If all the clients are correctly synced, most movements should actually be implicit if it is reproducible on all clients. For example, if a ship is just drifting (conservation of energy yes??), very few packets should need to be sent since nothing is acting on the ship (just some packets to make sure the clients are in sync). You also don't want to wait on the server for an action to be registered and your ship to start moving. That's how lag problems start. Instead, as you maneuver your ship, send your actions that caused the ship to move to the server.

Now you encounter a new problem: the lag isn't caused by the wire's distance, it's caused by the calculator having to process packets and play the game concurrently! That's why you'll want to make your packets as tiny as possible, at most 16-32 bytes. With such a slow CPU, you'll want the optimization everywhere.
oldmud0 wrote:
If all the clients are correctly synced, most movements should actually be implicit if it is reproducible on all clients. For example, if a ship is just drifting (conservation of energy yes??), very few packets should need to be sent since nothing is acting on the ship (just some packets to make sure the clients are in sync). You also don't want to wait on the server for an action to be registered and your ship to start moving. That's how lag problems start. Instead, as you maneuver your ship, send your actions that caused the ship to move to the server.

Right. I would basically send speed and direction updates to the server, and then just have the server occasionally let the client know where it thinks the ship should be.

A related concern I have is objects. For the purposes of the game, anything that is non-static is an object. This includes your ship and all fired weapons. I'm not sure whether to have the server only send the current position of the weapon, its direction, and velocity, and let the calculator handle its movement, or to have the server control its movement. I might need to do the latter bc I need the realism of, for example, a weapon missing a ship and hitting something else, or being intercepted by another weapon.

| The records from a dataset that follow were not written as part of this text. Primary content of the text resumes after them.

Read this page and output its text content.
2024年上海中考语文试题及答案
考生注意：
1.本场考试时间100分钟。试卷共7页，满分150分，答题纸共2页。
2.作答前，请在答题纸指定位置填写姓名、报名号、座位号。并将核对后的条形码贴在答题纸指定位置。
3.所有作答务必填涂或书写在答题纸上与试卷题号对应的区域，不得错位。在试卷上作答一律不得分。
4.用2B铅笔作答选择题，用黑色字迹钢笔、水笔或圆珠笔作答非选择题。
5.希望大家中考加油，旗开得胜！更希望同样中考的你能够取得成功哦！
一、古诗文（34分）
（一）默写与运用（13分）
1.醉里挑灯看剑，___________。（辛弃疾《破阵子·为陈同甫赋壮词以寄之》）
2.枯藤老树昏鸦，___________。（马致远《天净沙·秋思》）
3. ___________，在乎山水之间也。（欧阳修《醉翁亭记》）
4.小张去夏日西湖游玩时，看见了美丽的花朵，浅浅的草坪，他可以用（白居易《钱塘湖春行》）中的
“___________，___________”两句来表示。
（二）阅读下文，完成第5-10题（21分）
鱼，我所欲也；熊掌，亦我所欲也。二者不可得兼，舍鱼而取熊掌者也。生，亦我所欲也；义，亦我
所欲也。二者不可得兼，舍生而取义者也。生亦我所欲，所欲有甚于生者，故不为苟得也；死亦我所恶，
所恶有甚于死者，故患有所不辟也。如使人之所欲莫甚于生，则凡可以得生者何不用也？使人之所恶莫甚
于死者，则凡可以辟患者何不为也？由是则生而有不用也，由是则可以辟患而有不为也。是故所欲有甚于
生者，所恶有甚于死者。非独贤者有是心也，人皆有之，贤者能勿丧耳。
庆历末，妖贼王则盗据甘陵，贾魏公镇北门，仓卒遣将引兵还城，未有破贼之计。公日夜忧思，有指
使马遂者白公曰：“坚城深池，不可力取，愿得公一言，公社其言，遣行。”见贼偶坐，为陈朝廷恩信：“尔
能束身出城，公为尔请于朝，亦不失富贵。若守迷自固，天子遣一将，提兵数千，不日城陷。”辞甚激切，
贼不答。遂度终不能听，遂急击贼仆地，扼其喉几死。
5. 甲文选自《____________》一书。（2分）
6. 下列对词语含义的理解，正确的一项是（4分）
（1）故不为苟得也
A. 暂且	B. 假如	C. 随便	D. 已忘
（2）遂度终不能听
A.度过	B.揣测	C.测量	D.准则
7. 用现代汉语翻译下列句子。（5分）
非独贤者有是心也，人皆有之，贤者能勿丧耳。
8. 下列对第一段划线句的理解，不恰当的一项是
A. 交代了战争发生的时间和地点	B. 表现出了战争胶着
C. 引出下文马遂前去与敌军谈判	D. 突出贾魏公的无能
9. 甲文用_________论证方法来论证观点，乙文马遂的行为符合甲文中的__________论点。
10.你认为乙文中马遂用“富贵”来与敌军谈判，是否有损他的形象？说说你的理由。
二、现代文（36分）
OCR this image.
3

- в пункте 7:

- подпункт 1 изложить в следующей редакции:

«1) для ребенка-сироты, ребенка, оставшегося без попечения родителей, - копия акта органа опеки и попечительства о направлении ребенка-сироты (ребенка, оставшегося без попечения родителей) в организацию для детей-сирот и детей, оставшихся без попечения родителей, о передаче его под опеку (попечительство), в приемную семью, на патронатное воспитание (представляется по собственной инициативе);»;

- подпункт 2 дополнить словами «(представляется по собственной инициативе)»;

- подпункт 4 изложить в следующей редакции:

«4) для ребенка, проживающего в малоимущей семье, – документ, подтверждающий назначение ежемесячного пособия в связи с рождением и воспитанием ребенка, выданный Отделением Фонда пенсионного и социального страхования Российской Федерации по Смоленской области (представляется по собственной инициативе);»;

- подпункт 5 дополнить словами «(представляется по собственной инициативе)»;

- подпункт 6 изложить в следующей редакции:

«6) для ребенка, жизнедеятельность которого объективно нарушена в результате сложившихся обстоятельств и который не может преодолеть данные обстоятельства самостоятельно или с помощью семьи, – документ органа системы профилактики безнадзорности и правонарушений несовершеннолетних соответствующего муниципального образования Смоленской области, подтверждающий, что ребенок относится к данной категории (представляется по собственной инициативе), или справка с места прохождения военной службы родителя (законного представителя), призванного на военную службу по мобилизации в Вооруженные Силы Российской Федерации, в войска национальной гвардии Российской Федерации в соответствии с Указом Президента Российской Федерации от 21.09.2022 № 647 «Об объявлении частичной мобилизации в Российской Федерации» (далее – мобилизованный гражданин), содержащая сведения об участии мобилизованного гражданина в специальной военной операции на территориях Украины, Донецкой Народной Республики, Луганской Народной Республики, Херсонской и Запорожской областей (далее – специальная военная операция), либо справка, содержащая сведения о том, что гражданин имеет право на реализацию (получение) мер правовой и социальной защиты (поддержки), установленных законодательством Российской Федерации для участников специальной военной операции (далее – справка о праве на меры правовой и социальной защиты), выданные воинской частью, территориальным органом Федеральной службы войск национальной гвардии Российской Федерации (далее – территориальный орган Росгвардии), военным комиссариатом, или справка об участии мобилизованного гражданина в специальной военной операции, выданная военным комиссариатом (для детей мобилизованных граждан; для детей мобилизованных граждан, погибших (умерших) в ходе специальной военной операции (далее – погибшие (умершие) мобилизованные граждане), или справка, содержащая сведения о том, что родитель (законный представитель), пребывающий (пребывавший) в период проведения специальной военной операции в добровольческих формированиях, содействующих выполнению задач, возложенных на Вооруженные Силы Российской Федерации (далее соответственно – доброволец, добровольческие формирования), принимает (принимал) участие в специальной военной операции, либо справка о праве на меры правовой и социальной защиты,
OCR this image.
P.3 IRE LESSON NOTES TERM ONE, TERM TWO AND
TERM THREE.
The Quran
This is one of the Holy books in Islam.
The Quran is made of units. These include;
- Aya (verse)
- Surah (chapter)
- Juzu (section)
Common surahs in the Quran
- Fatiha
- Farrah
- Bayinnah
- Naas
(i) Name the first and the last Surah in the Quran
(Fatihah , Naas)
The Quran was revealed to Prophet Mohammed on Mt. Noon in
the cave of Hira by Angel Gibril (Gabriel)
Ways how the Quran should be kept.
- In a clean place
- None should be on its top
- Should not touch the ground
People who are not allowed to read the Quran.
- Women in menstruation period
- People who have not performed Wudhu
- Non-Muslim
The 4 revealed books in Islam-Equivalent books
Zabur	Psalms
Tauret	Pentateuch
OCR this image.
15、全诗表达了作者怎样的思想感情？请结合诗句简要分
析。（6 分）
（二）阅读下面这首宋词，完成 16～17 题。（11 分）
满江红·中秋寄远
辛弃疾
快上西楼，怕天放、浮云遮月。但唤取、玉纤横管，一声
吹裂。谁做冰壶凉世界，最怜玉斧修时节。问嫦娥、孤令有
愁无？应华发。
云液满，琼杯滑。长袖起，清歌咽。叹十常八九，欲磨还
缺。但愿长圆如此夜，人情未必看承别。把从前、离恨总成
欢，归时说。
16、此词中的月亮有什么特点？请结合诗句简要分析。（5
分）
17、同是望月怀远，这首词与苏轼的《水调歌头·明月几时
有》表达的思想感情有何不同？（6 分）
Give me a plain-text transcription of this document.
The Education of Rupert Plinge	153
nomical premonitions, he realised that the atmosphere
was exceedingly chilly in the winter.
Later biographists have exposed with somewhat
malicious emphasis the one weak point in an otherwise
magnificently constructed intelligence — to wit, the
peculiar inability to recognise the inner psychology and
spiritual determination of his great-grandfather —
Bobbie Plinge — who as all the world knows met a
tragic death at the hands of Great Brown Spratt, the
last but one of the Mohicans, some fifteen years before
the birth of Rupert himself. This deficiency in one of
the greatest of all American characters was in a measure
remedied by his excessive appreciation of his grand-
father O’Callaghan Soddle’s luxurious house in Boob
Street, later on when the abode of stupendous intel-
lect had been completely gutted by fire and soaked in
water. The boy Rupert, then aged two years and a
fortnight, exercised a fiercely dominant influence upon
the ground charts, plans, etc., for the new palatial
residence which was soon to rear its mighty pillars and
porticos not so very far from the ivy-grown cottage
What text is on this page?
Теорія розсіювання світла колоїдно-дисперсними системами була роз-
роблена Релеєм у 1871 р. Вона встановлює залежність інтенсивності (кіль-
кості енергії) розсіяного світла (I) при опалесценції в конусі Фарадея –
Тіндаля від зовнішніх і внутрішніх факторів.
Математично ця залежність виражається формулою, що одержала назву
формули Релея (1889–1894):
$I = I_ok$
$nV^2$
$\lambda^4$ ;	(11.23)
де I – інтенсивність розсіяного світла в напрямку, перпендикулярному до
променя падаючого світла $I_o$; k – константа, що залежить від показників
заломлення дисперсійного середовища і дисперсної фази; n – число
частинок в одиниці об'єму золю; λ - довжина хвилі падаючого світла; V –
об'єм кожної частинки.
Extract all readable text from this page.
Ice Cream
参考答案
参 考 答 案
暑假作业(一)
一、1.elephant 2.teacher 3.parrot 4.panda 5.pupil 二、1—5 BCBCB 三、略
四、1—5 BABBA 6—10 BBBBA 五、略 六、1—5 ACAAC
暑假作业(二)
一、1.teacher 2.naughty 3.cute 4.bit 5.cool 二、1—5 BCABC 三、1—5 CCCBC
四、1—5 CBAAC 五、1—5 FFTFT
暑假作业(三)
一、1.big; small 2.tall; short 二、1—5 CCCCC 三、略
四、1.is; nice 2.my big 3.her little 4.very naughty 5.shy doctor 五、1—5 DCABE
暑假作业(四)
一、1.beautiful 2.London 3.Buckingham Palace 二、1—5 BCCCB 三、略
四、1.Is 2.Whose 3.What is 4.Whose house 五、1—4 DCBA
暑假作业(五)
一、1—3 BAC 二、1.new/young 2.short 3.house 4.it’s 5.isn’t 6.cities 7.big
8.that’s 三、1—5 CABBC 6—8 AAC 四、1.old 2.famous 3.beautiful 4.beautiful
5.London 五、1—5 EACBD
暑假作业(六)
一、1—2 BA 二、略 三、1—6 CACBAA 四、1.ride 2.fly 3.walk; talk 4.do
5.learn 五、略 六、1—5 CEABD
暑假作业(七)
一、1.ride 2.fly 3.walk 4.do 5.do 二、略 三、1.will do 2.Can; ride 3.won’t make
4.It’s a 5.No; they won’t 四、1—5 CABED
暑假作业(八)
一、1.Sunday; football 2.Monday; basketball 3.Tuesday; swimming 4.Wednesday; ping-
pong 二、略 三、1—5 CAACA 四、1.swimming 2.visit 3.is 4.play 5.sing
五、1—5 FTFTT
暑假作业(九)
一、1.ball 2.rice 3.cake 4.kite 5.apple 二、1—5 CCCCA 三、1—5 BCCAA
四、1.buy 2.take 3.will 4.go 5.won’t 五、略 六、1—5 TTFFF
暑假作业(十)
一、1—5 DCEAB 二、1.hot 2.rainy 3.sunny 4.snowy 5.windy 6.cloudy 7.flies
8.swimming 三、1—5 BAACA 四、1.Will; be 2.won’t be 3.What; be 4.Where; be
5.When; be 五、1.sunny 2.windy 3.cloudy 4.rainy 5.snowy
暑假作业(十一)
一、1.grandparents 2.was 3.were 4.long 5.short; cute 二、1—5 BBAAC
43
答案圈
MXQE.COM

So when shooting at someone, a simple PTP transmission still won't be what I need.

oldmud0 wrote:
Now you encounter a new problem: the lag isn't caused by the wire's distance, it's caused by the calculator having to process packets and play the game concurrently! That's why you'll want to make your packets as tiny as possible, at most 16-32 bytes. With such a slow CPU, you'll want the optimization everywhere.

Yea, this is the reason I am trying to get as many of the heavier computations onto the server as possible, leaving the calculators to essentially just process Cn2 packets, handle keypresses, render graphics, and deal with things like collision with self.

**

I suppose I should ask, in the code for the Cn2 server (I think Kerm shared it as a skeleton), what is the "loop" within which all other coding should occur?